The other case that hit headlines was of an 18-year-old, hailing from India’s most populous and politically important state – Uttar Pradesh. She was allegedly raped by a BJP legislator, his brother and accomplices in June 2017.

Her rape, too, would have gone unnoticed and unregistered, but for her attempt to suicide in April 8 after her father’s death in police custody.

Unreported Crimes

A majority of crimes against women remain unregistered because of the stigma attached to reporting rapes and sexual crimes. More often than not women are blamed for the rape – accused of dressing inappropriately and inviting the male gaze.

How ingrained this malaise is in Indian society can be gauged by the fact that politicians have gone on record dissmissing rapes as boyish mistakes or suggesting raped women be hanged.

The release of the report comes amid mounting public outrage in India, where a series of high-profile rape cases, including two unrelated attacks on girls aged 16 and eight, have forced the issue of sexual violence back onto the national agenda.

“India has shown utter disregard and disrespect for women … rape, marital rapes, sexual assault and harassment, female infanticide has gone unabated,” Manjunath Gangadhara, an official at the Karnataka state government in southwest India, told the Thomson Reuters Foundation.

“The (world’s) fastest growing economy and leader in space and technology is shamed for violence committed against women,” added Gangadhara.

The issue of sexual violence was on the electoral agenda when Narendra Modi was campaigning to be Prime Minister in 2014.

With India going to polls next year, Modi spoke out against sexual violence in April asserting that rape “is a matter of great concern for the country”. This was followed by an executive order by his Cabinet introducing the death penalty for rapists of children under the age of 12.

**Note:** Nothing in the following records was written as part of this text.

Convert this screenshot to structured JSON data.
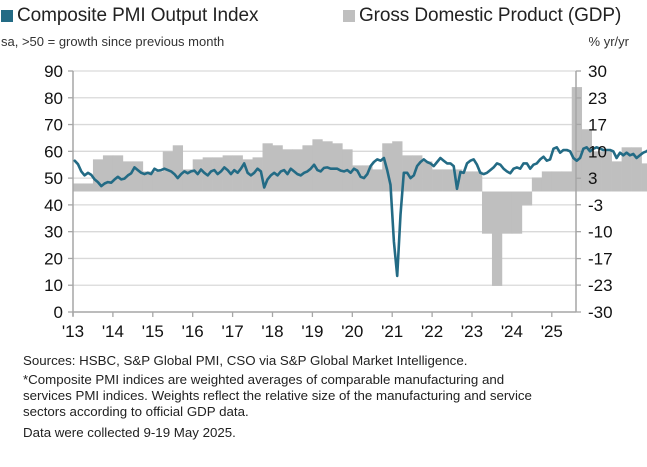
{
  "chart_data": {
    "type": "bar+line",
    "title": "",
    "legend": [
      {
        "name": "Composite PMI Output Index",
        "color": "#236b85",
        "note": "sa, >50 = growth since previous month"
      },
      {
        "name": "Gross Domestic Product (GDP)",
        "color": "#bfbfbf",
        "note": "% yr/yr"
      }
    ],
    "legend_placement": "top",
    "left_axis": {
      "ylim": [
        0,
        90
      ],
      "ticks": [
        "90",
        "80",
        "70",
        "60",
        "50",
        "40",
        "30",
        "20",
        "10",
        "0"
      ],
      "tick_values": [
        90,
        80,
        70,
        60,
        50,
        40,
        30,
        20,
        10,
        0
      ]
    },
    "right_axis": {
      "ylim": [
        -30,
        30
      ],
      "ticks": [
        "30",
        "23",
        "17",
        "10",
        "3",
        "-3",
        "-10",
        "-17",
        "-23",
        "-30"
      ],
      "tick_values": [
        30,
        23.3,
        16.7,
        10,
        3.3,
        -3.3,
        -10,
        -16.7,
        -23.3,
        -30
      ]
    },
    "x_ticks": [
      "'13",
      "'14",
      "'15",
      "'16",
      "'17",
      "'18",
      "'19",
      "'20",
      "'21",
      "'22",
      "'23",
      "'24",
      "'25"
    ],
    "x_start_year": 2013,
    "grid": true,
    "series": [
      {
        "name": "Composite PMI Output Index",
        "type": "line",
        "axis": "left",
        "frequency": "monthly",
        "start": "2013-01",
        "values": [
          56.5,
          55.2,
          52.5,
          51.0,
          52.0,
          51.2,
          49.5,
          48.5,
          47.0,
          48.0,
          48.5,
          48.3,
          49.5,
          50.5,
          49.5,
          49.8,
          51.0,
          51.8,
          54.0,
          53.0,
          52.0,
          51.5,
          52.0,
          51.5,
          53.5,
          52.8,
          53.0,
          53.5,
          53.0,
          52.5,
          51.5,
          50.0,
          51.5,
          52.5,
          51.8,
          52.5,
          52.8,
          51.5,
          53.2,
          52.0,
          51.0,
          52.5,
          53.0,
          51.5,
          52.5,
          54.0,
          53.0,
          51.5,
          53.0,
          52.0,
          53.5,
          55.5,
          52.0,
          51.0,
          52.0,
          53.5,
          52.5,
          46.5,
          49.5,
          51.0,
          52.0,
          51.0,
          52.5,
          53.0,
          51.5,
          53.5,
          52.5,
          51.5,
          51.0,
          52.0,
          52.5,
          53.5,
          55.0,
          53.0,
          52.5,
          53.8,
          54.0,
          53.5,
          53.5,
          53.5,
          52.8,
          52.5,
          53.0,
          52.0,
          53.5,
          52.8,
          50.5,
          50.0,
          51.5,
          54.5,
          56.0,
          57.0,
          56.5,
          57.5,
          53.0,
          47.5,
          26.3,
          13.5,
          36.3,
          52.0,
          52.0,
          50.0,
          51.0,
          54.5,
          56.0,
          57.0,
          56.0,
          55.5,
          54.5,
          56.0,
          57.5,
          56.5,
          55.5,
          55.5,
          54.5,
          46.0,
          52.3,
          52.0,
          55.5,
          56.5,
          57.0,
          55.0,
          52.0,
          51.5,
          52.0,
          53.0,
          54.0,
          55.5,
          55.0,
          53.5,
          52.5,
          51.8,
          53.5,
          54.0,
          53.5,
          55.5,
          55.5,
          53.5,
          55.0,
          55.5,
          57.0,
          58.0,
          56.5,
          57.0,
          61.0,
          61.5,
          59.5,
          60.5,
          60.5,
          60.0,
          57.5,
          56.5,
          57.5,
          61.0,
          61.5,
          60.0,
          61.0,
          61.5,
          61.0,
          60.5,
          60.5,
          60.5,
          60.0,
          57.5,
          59.5,
          58.5,
          59.5,
          58.5,
          59.0,
          57.5,
          58.5,
          59.5,
          60.0,
          61.0
        ]
      },
      {
        "name": "Gross Domestic Product (GDP)",
        "type": "bar",
        "axis": "right",
        "frequency": "quarterly",
        "start": "2013-Q1",
        "values": [
          2.0,
          2.0,
          8.0,
          9.0,
          9.0,
          7.5,
          7.5,
          5.0,
          5.0,
          10.0,
          11.5,
          5.5,
          8.0,
          8.5,
          8.5,
          9.0,
          9.0,
          8.0,
          8.5,
          12.0,
          11.5,
          10.5,
          10.5,
          11.5,
          13.0,
          12.5,
          12.0,
          10.5,
          6.5,
          6.5,
          5.5,
          12.0,
          12.5,
          9.0,
          9.0,
          7.5,
          5.5,
          5.5,
          5.5,
          5.0,
          5.0,
          -10.5,
          -23.5,
          -10.5,
          -10.5,
          -3.5,
          3.5,
          5.0,
          5.0,
          5.0,
          26.0,
          15.5,
          10.0,
          10.0,
          7.5,
          11.0,
          11.0,
          7.0,
          6.5,
          18.0,
          18.0,
          7.5,
          7.5,
          6.0,
          6.0,
          9.0,
          9.0,
          12.0,
          12.0,
          12.5,
          12.5,
          11.5,
          11.5,
          8.0,
          8.0,
          5.0,
          5.0,
          3.5,
          3.5,
          4.5,
          4.5
        ]
      }
    ]
  },
  "legend": {
    "pmi_label": "Composite PMI Output Index",
    "pmi_note": "sa, >50 = growth since previous month",
    "gdp_label": "Gross Domestic Product (GDP)",
    "gdp_note": "% yr/yr"
  },
  "footer": {
    "sources": "Sources: HSBC, S&P Global PMI, CSO via S&P Global Market Intelligence.",
    "note_line1": "*Composite PMI indices are weighted averages of comparable manufacturing and",
    "note_line2": "services PMI indices. Weights reflect the relative size of the manufacturing and service",
    "note_line3": "sectors according to official GDP data.",
    "collected": "Data were collected 9-19 May 2025."
  },
  "colors": {
    "pmi_line": "#236b85",
    "gdp_bar": "#bfbfbf",
    "grid": "#d9d9d9",
    "axis": "#a6a6a6"
  }
}
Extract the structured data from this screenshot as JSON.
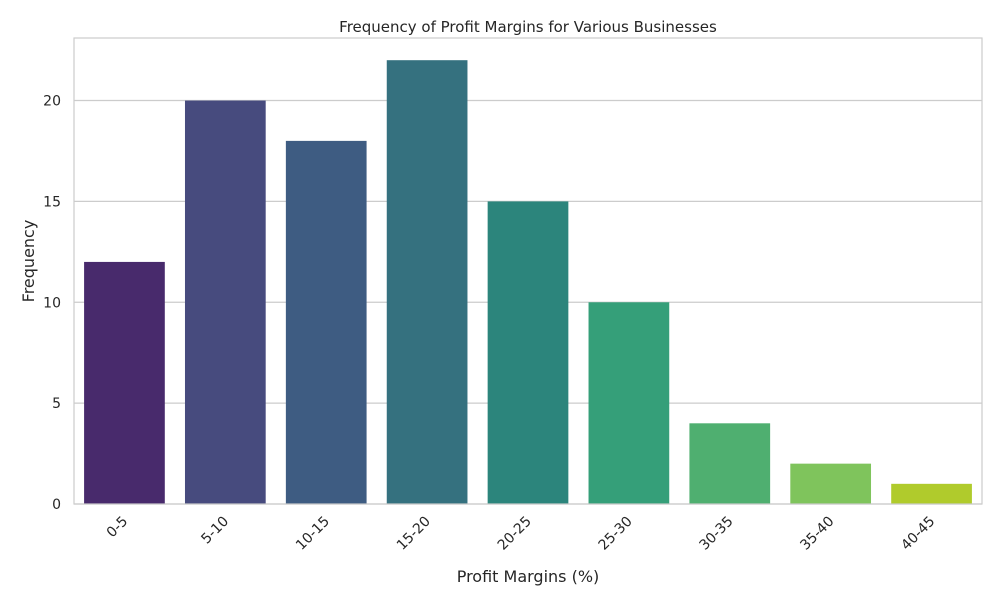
{
  "chart_data": {
    "type": "bar",
    "title": "Frequency of Profit Margins for Various Businesses",
    "xlabel": "Profit Margins (%)",
    "ylabel": "Frequency",
    "categories": [
      "0-5",
      "5-10",
      "10-15",
      "15-20",
      "20-25",
      "25-30",
      "30-35",
      "35-40",
      "40-45"
    ],
    "values": [
      12,
      20,
      18,
      22,
      15,
      10,
      4,
      2,
      1
    ],
    "ylim": [
      0,
      23.1
    ],
    "yticks": [
      0,
      5,
      10,
      15,
      20
    ],
    "grid": "horizontal",
    "colors": [
      "#482a6c",
      "#474b7e",
      "#3e5c82",
      "#35717f",
      "#2c857c",
      "#359f79",
      "#4faf70",
      "#7fc45c",
      "#b0cb2c"
    ]
  }
}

Congress chief Rahul Gandhi called out to the PM on Twitter after the report was made public.

“While our PM tiptoes around his garden making Yoga videos, India leads Afghanistan, Syria & Saudi Arabia in rape & violence against women,” Gandhi tweeted.

Not a day goes when crime against women do not make headlines in India. Earlier this week, an army officer’s wife was crushed to death by a major in the army. Ironically, the victim, a finalist at an international beauty contest, had spoken out against violence against women at the pageant.